Rising '44: The Battle for Warsaw
- Author: Norman Davies
- Language: English
- Subject: Warsaw Uprising
- Publisher: Macmillan
- Publication date: 2003
- Publication place: United States

= Rising '44 =

Book by Norman Davies

Rising '44: The Battle for Warsaw is the title of a documented and illustrated historical account of the Warsaw Uprising by the historian Norman Davies. It was mostly well received by specialists and commentators during its publication.

One controversy surrounding the book is that Davies purposely anglicised most of the Polish proper names, including placenames and pseudonyms used by Polish conspirators, to bring the reality of events closer to English-speaking readers and to help them concentrate on the narrative, rather than on the complexity of Polish names.

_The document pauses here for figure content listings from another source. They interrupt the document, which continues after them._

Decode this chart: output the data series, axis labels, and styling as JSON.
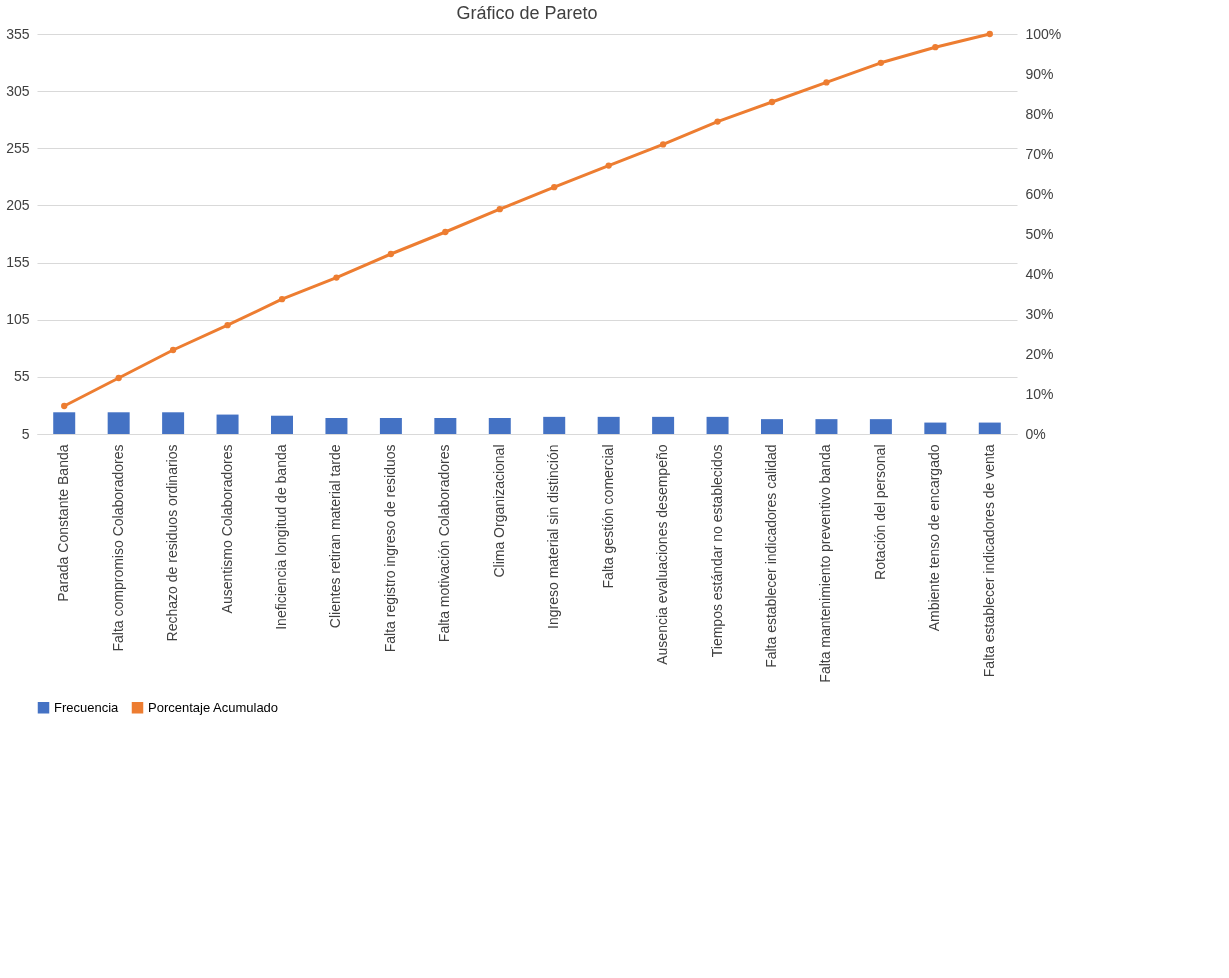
{
  "chart_data": {
    "type": "bar",
    "title": "Gráfico de Pareto",
    "categories": [
      "Parada Constante Banda",
      "Falta compromiso Colaboradores",
      "Rechazo de residuos ordinarios",
      "Ausentismo Colaboradores",
      "Ineficiencia longitud de banda",
      "Clientes retiran material tarde",
      "Falta registro ingreso de residuos",
      "Falta motivación Colaboradores",
      "Clima Organizacional",
      "Ingreso material sin distinción",
      "Falta gestión comercial",
      "Ausencia evaluaciones desempeño",
      "Tiempos estándar no establecidos",
      "Falta establecer indicadores calidad",
      "Falta mantenimiento preventivo banda",
      "Rotación del personal",
      "Ambiente tenso de encargado",
      "Falta establecer indicadores de venta"
    ],
    "series": [
      {
        "name": "Frecuencia",
        "color": "#4472c4",
        "values": [
          24,
          24,
          24,
          22,
          21,
          19,
          19,
          19,
          19,
          20,
          20,
          20,
          20,
          18,
          18,
          18,
          15,
          15
        ]
      },
      {
        "name": "Porcentaje Acumulado",
        "type": "line",
        "axis": "y2",
        "color": "#ed7d31",
        "marker": "circle",
        "values": [
          7,
          14,
          21,
          27.2,
          33.7,
          39.1,
          45,
          50.5,
          56.2,
          61.7,
          67.1,
          72.4,
          78.1,
          83,
          87.9,
          92.8,
          96.7,
          100
        ]
      }
    ],
    "ylim": [
      5,
      355
    ],
    "yticks": [
      5,
      55,
      105,
      155,
      205,
      255,
      305,
      355
    ],
    "y2lim": [
      0,
      100
    ],
    "y2ticks": [
      {
        "value": 0,
        "label": "0%"
      },
      {
        "value": 10,
        "label": "10%"
      },
      {
        "value": 20,
        "label": "20%"
      },
      {
        "value": 30,
        "label": "30%"
      },
      {
        "value": 40,
        "label": "40%"
      },
      {
        "value": 50,
        "label": "50%"
      },
      {
        "value": 60,
        "label": "60%"
      },
      {
        "value": 70,
        "label": "70%"
      },
      {
        "value": 80,
        "label": "80%"
      },
      {
        "value": 90,
        "label": "90%"
      },
      {
        "value": 100,
        "label": "100%"
      }
    ],
    "grid": "y",
    "legend": "bottom"
  }
}
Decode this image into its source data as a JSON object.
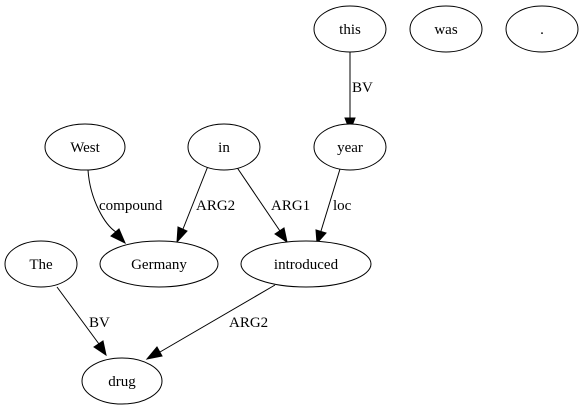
{
  "nodes": [
    {
      "id": "this",
      "label": "this"
    },
    {
      "id": "was",
      "label": "was"
    },
    {
      "id": "period",
      "label": "."
    },
    {
      "id": "west",
      "label": "West"
    },
    {
      "id": "in",
      "label": "in"
    },
    {
      "id": "year",
      "label": "year"
    },
    {
      "id": "the",
      "label": "The"
    },
    {
      "id": "germany",
      "label": "Germany"
    },
    {
      "id": "introduced",
      "label": "introduced"
    },
    {
      "id": "drug",
      "label": "drug"
    }
  ],
  "edges": [
    {
      "from": "this",
      "to": "year",
      "label": "BV"
    },
    {
      "from": "west",
      "to": "germany",
      "label": "compound"
    },
    {
      "from": "in",
      "to": "germany",
      "label": "ARG2"
    },
    {
      "from": "in",
      "to": "introduced",
      "label": "ARG1"
    },
    {
      "from": "year",
      "to": "introduced",
      "label": "loc"
    },
    {
      "from": "the",
      "to": "drug",
      "label": "BV"
    },
    {
      "from": "introduced",
      "to": "drug",
      "label": "ARG2"
    }
  ]
}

However, the Polish historian Jan Ciechanowski has taken grave exception to the work in more general terms:

In the hands of Davies the Warsaw Rising has become his personal "plaything", the outpouring of his uncommonly overactive imagination, his huge arrogance and of his vast fantasy. In fact his knowledge about the Warsaw Rising is actually limited.

Ciechanowski has accused the author of so littering the book with factual and interpretative errors, "the number of all manner of errors in Davies' work is such, as to render his account of the Rising not wholly credible".